Your plans to own it for a year is where you went wrong.
Expecting a 10,000 profit is not reasonable in this market.
You may lose $10,000 after one year than make $10,000. Expect higher interest rates in 1 year and lower home prices.
You may want to read this report to get a handle on reality.
http://www.dynamictraders.com/images/Spe鈥?/a>
P.S. Buying it for less than a year and turning it for a profit worked in 2005, this is 2007 and a whole new ball game.
You could do a 1st and 2nd mortgage. 80% 1st and 20% 2nd and put no money down and pay no mortgage insurance (MI). But, you do need a credit score of 680 or higher.
I would compare the two payment loan with the one payment loan including MI. I would go with whats cheaper because you are only going to live there for a year. You gain little to no exquity by paying on a loan for just a year. The rehab will increase the equity...of course.

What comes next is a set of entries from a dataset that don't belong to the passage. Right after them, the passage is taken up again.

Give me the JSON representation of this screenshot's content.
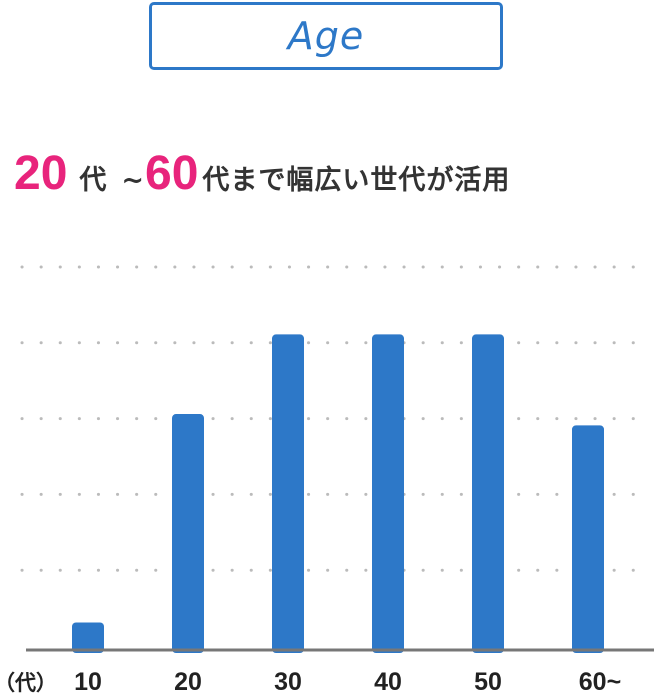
{
  "badge": {
    "label": "Age"
  },
  "headline": {
    "num_start": "20",
    "unit_start": "代",
    "tilde": "~",
    "num_end": "60",
    "rest": "代まで幅広い世代が活用"
  },
  "colors": {
    "bar": "#2d78c8",
    "accent": "#e8247c",
    "grid": "#bbbbbb",
    "axis": "#777777",
    "text": "#333333"
  },
  "chart_data": {
    "type": "bar",
    "categories": [
      "10",
      "20",
      "30",
      "40",
      "50",
      "60~"
    ],
    "values": [
      7,
      62,
      83,
      83,
      83,
      59
    ],
    "unit_label": "（代）",
    "ylim": [
      0,
      100
    ],
    "grid": true,
    "grid_values": [
      20,
      40,
      60,
      80,
      100
    ]
  }
}
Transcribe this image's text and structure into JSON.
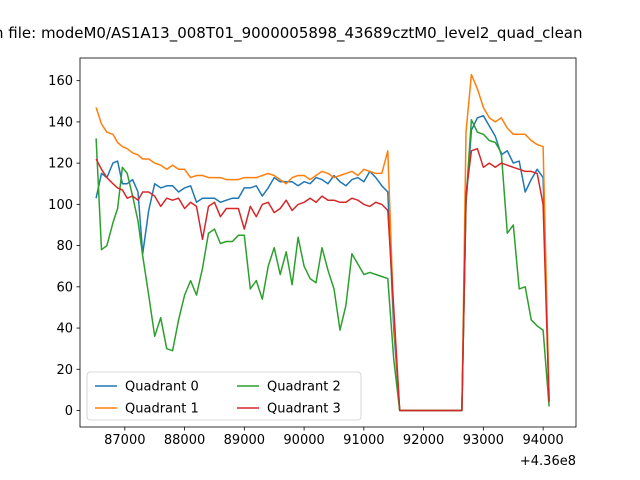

Ask about a full 100% financing. You can get 100% with lower scores but you will need MI with while getting good rates. I am a mortgage lender.
You have to do the math. Call up an insurance company and find out what you'll pay for a year. Compare that to how much a loan will cost.
There are types of loans that you can get now that don't have a lot of up front costs. Just be sure that you can pay it off, and that you're not cutting it so close that if it takes 3 years to sell you won't be bankrupt.
You need to do some footwork and look up loans, consider how much risk you're willing to take, what PMI costs and all that and then it should be a simple comparison of choices.